Diante dos posicionamentos distintos que podem surgir entre TSE e STF sobre fake news, o Supremo pode ser chamado a rever ou arbitrar controvérsias envolvendo decisões da Justiça Eleitoral — o que pode gerar uma crise entre os tribunais.
O decano da Corte, Gilmar Mendes, foi um dos que fez uso do inquérito aberto para se proteger do que entende como ofensas pessoais e ataques ao tribunal. Ele apresentou ao relator, Alexandre de Moraes, uma notícia-crime contra o ex-governador de Minas Gerais Romeu Zema (Novo), para que ele seja investigado no inquérito das fake news.
Mas a posição a favor do inquérito das fake news não é — e nunca foi — unanimidade na Corte. A investigação já começou de forma atípica, com o então presidente Dias Toffoli escolhendo Moraes como relator, sem sorteio. A duração do inquérito também incomoda, assim como a concentração, nas mãos de Moraes, de investigações derivadas da relatoria do inquérito das fake news.
Tanto o atual presidente do STF, Edson Fachin, quanto o anterior, Luís Roberto Barroso, expressaram preocupações com a duração do inquérito. Barroso chegou a dizer que ele poderia ser encerrado ainda em 2025, com o término das ações penais sobre a tentativa de golpe envolvendo Bolsonaro e integrantes de seu governo.
Recentemente, Fachin disse a jornalistas que vem conversando com Moraes sobre o encerramento do inquérito e informou que, neste momento, não tem intenção de usar uma prerrogativa da Presidência para encerrar o procedimento. Há uma leitura de que, como o inquérito foi aberto de ofício pela Presidência do STF, ele também poderia ser encerrado da mesma forma.
Reações no Congresso
Alas do petismo já criticaram a existência do inquérito até hoje, mas a avaliação geral é de que ele não prejudica o campo governista, porque seus integrantes não estão no alvo das investigações.

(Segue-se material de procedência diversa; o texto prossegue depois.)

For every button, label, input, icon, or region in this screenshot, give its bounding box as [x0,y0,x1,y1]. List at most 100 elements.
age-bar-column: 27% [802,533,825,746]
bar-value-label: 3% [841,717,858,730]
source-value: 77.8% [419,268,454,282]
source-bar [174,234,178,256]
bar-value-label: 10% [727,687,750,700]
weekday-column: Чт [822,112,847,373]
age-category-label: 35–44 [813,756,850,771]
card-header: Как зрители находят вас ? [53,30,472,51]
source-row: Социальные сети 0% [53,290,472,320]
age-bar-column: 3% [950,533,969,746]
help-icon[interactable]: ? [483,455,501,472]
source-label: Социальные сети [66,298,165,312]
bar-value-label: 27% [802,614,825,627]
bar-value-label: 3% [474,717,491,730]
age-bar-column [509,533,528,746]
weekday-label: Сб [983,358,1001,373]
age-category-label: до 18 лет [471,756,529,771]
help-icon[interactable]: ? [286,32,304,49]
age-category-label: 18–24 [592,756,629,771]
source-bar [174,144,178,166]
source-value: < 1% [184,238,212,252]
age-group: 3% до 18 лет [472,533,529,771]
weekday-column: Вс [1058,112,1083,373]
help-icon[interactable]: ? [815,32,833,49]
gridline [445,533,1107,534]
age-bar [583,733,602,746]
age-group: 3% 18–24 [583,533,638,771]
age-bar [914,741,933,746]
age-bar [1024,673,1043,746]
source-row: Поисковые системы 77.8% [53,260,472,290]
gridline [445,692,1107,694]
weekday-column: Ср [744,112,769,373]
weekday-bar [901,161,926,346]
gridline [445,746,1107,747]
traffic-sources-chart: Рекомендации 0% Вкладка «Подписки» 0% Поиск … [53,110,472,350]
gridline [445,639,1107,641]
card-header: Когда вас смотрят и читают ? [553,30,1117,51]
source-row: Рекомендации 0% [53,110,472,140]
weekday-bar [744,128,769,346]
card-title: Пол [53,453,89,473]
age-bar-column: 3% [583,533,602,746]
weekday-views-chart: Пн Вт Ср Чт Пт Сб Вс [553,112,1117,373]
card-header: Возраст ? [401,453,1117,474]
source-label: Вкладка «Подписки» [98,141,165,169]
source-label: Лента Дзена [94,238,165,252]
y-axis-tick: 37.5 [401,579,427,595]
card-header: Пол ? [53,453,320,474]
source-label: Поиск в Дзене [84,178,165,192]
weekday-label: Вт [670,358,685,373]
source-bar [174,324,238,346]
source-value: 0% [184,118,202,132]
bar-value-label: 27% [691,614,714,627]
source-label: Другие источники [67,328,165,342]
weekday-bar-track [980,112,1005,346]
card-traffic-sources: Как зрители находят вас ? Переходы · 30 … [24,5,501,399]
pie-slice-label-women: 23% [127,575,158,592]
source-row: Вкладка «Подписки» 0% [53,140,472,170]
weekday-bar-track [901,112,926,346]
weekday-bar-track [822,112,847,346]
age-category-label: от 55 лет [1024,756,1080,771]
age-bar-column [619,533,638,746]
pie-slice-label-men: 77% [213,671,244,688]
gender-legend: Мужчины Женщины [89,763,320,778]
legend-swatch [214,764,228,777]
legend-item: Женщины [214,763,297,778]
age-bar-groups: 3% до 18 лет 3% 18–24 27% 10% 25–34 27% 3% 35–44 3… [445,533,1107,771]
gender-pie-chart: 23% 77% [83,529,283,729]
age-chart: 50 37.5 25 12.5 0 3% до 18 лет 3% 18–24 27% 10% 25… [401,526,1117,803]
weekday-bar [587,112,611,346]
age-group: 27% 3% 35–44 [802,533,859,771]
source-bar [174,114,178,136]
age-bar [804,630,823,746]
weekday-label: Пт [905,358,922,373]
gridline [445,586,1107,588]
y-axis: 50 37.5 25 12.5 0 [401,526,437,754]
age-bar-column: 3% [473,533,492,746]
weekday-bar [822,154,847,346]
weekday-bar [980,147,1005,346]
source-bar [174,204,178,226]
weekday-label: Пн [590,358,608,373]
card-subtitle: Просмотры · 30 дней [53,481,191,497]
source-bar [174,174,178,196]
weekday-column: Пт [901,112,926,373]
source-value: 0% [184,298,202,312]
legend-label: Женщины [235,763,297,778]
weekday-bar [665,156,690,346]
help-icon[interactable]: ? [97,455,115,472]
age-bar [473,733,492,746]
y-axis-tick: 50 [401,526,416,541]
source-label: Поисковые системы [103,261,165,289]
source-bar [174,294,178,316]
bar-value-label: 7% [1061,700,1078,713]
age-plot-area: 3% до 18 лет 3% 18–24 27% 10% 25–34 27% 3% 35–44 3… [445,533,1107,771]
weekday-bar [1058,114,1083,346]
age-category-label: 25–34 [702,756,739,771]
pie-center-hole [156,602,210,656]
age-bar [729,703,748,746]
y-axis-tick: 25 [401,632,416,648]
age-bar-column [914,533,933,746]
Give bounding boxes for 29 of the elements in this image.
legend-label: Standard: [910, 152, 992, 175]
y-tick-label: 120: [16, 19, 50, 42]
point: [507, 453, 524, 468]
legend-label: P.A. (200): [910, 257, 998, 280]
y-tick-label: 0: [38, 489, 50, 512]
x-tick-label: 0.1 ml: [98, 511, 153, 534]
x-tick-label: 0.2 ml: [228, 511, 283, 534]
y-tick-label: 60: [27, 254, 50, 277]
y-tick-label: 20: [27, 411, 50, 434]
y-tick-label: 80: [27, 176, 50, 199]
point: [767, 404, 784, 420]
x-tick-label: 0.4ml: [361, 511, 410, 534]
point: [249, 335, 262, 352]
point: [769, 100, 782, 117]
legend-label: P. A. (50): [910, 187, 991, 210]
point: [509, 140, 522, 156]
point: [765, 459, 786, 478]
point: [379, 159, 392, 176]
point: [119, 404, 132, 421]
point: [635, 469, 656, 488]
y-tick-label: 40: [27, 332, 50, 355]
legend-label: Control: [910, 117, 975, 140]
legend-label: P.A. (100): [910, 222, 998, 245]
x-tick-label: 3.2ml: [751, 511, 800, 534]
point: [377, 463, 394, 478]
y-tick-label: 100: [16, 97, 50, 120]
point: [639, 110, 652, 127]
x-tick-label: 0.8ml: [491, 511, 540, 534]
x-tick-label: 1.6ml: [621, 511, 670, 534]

Evidentemente, o bolsonarismo está no cerne desde o princípio.
Parlamentares e integrantes do PL não se surpreenderam com a manutenção do inquérito ao longo deste ano. Há uma leitura de que os principais alvos, neste ano, devem ser candidatos ao Senado que têm o STF na mira. O presidenciável Flávio Bolsonaro (PL) tem adotado uma postura menos combativa em relação ao Supremo, justamente para passar uma imagem de moderação. Ainda assim, recentemente, já fez uma crítica à mudança de postura do STF quanto às questões eleitorais.
“Claramente parece que tem ministro no Supremo, em especial Alexandre de Moraes, que está com saudade, enquanto presidente do TSE, de participar diretamente das eleições. Então, tá muito claro que eles querem, na verdade, é fazer com que a Primeira Turma do STF escolha quem vai ser o próximo presidente da República”, disse o pré-candidato na semana passada.
A tendência é que o inquérito das fake news seja usado como escudo de proteção e ataque a detratores do STF nas eleições de 2026. Ministros como Gilmar Mendes e Alexandre de Moraes não têm escondido o incômodo com o fato de a Corte ser utilizada como bandeira de campanha. Moraes chegou a criticar quem usa o STF como “escada eleitoral”.
Contudo, como observou Fachin quando relatou a ação que validou o inquérito, é preciso tomar cuidado porque o remédio, a depender da dosagem, pode se tornar um veneno.